Still, Biviano did not go unnoticed in the 52nd Assembly District. Far from it.
Behind the eight ball from the start, with less money and far less name recognition, and despite low voter turnout (an outcome which favors incumbents), over 2,400 people from Brooklyn Heights to Park Slope voted for him anyway. For Biviano, that means something.
“I felt I did as best as we could do given the resources we had,” Biviano said.
He admitted raising money was tough; and though this has been the year of vehement anti-incumbent sentiment among voters, taking on Millman still represented a formidable challenge. He understood his long-shot odds, so losing, though painful, was not exactly unexpected.
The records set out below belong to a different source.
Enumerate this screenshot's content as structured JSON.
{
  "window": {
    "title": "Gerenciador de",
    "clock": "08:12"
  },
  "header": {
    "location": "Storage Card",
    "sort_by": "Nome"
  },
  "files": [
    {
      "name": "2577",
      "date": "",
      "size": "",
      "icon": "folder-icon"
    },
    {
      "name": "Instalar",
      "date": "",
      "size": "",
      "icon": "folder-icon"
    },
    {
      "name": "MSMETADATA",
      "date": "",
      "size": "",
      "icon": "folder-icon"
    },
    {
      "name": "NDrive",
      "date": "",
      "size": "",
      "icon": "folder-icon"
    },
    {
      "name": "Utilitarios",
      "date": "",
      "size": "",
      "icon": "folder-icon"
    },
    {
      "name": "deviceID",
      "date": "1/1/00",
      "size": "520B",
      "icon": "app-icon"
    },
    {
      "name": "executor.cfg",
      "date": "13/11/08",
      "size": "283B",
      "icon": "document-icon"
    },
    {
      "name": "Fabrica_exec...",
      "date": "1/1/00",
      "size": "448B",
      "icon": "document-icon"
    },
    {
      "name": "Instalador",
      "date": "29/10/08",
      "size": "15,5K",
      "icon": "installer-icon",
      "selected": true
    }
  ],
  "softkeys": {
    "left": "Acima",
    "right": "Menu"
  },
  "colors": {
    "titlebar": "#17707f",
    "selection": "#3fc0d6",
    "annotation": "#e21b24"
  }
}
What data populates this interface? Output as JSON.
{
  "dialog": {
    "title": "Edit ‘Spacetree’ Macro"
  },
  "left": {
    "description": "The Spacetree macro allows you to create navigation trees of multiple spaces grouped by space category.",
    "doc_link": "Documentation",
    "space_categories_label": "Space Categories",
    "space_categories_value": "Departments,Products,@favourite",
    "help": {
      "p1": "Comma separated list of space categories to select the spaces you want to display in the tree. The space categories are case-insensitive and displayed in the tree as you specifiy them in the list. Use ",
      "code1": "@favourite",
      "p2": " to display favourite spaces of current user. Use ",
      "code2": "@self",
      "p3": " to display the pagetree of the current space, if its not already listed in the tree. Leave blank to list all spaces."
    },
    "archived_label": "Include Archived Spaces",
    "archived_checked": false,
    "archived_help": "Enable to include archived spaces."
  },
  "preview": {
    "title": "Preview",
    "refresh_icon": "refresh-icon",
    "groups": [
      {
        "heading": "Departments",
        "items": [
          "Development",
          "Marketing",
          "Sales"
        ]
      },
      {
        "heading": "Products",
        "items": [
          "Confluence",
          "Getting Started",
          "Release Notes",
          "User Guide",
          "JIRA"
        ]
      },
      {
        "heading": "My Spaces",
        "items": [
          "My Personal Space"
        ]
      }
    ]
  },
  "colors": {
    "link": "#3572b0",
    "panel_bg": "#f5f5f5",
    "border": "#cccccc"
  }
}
In a post-primary interview Biviano - who lives with his family in Brooklyn Heights where he works as a superintendent and lost a City Council bid last year - sounded more disappointed with the political process than he did with himself.
“My takeaway is how does anyone campaign without the full-on backing of the establishment, and how do you get the message out?” he said.
Biviano, a self-styled reformer, certainly tried. His campaign relied on brash statements and one well-publicized media stunt to gain attention. He lobbied civic groups for debates with Millman, and was rebuffed. His efforts largely failed.
Voter indifference didn't help either. In a district with over 60,000 registered Democrats, less than 10,000 went to the polls. That so many voted at all can be attributed to the interest generated in Biviano's unorthodox candidacy. If Millman had run unopposed, probably fewer people would have voted, and that's Biviano's point.
“When there is nobody running [against them] it is very unhealthy for our elected officials,” he said. “I feel we made a difference. We started a debate where there was none. You have to look at it from that perspective.”
Biviano is unsure of his future plans; campaigning two consecutive summers has taken a toll on his family. Though he wouldn't rule out running for office again, he sounded disenchanted with politics, at least for now.
“The system is broken and the bottom line is Albany is not going to fix itself,” he said. “How do we move forward? I'm kind of at a loss.”